Disclaimer--I do not like to scrub! Although minimal scrubbing is necessary no matter what, I will spray, hammer, dig, scrape, and pick grime from a surface before I will scrub at it incessantly. If what I am using doesn't show considerable progress in the first pass, I am off to another solution. Initially I start attacking grime with a sharp razor scraper, depending on how scratchable the surface. Dental tools are next for crevices and around bolts or screws (I honestly don't know how I got through life without a set). Once the surface is clear of build-up, then a scrubby pad and hot, soapy water usually take care of the rest. However, this little honey had an additional surprise!
Hidden in the back of it's trough was about two inches of compact grill cleanings which prevented it from closing. Not only did it obstruct the trough, it was basically impossible to reach at a 30 inch depth with about a 5 in opening. Even while using knives, wire, and rebar to break up the mass (we were getting creative), we ran into another issue of removing what little we were able to dislodge.
For a day and a half I scraped my knuckles and forearms raw from reaching and prodding with little progress to show. The problem was I didn't have a strong enough tool with a long enough reach to accomplish both issues. Challenge accepted!

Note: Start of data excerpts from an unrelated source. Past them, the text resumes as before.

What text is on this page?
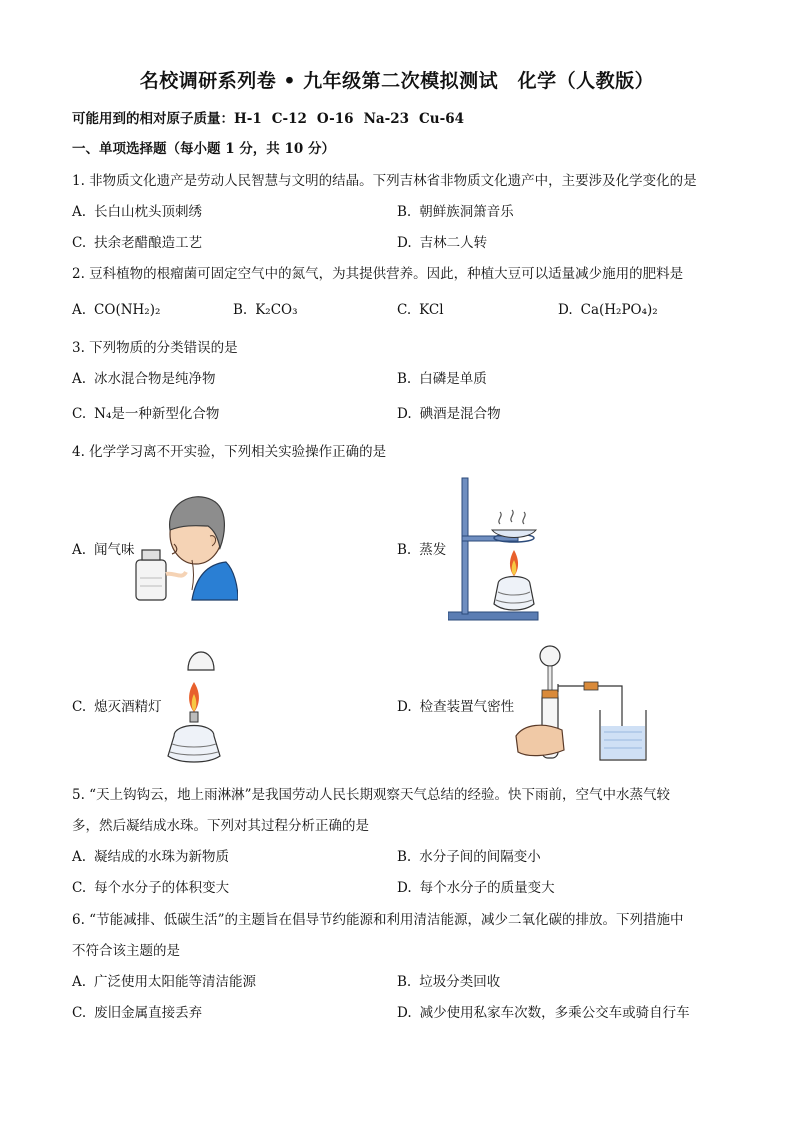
名校调研系列卷 • 九年级第二次模拟测试　化学（人教版）
可能用到的相对原子质量：H-1 C-12 O-16 Na-23 Cu-64
一、单项选择题（每小题 1 分，共 10 分）
1. 非物质文化遗产是劳动人民智慧与文明的结晶。下列吉林省非物质文化遗产中，主要涉及化学变化的是
A. 长白山枕头顶刺绣	B. 朝鲜族洞箫音乐
C. 扶余老醋酿造工艺	D. 吉林二人转
2. 豆科植物的根瘤菌可固定空气中的氮气，为其提供营养。因此，种植大豆可以适量减少施用的肥料是
A. CO(NH₂)₂	B. K₂CO₃	C. KCl	D. Ca(H₂PO₄)₂
3. 下列物质的分类错误的是
A. 冰水混合物是纯净物	B. 白磷是单质
C. N₄是一种新型化合物	D. 碘酒是混合物
4. 化学学习离不开实验，下列相关实验操作正确的是
A. 闻气味	B. 蒸发
C. 熄灭酒精灯	D. 检查装置气密性
5. “天上钩钩云，地上雨淋淋”是我国劳动人民长期观察天气总结的经验。快下雨前，空气中水蒸气较
多，然后凝结成水珠。下列对其过程分析正确的是
A. 凝结成的水珠为新物质	B. 水分子间的间隔变小
C. 每个水分子的体积变大	D. 每个水分子的质量变大
6. “节能减排、低碳生活”的主题旨在倡导节约能源和利用清洁能源，减少二氧化碳的排放。下列措施中
不符合该主题的是
A. 广泛使用太阳能等清洁能源	B. 垃圾分类回收
C. 废旧金属直接丢弃	D. 减少使用私家车次数，多乘公交车或骑自行车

I made a trip to the hardware store and come back with a set of pry bars, the longest of which was 25 inches. With a hammer and the 25” bar, I was finally able to bust up the cemented brick in the back and clear out the debris.
With a quick polish and photo shoot, the little ugly duckling turned swan was out the door in a matter of days. Thankfully, I have not had to break out the pry bars again, yet, but there is always satisfaction in taking a “YIKES!” and turning it into a “YESSS!!”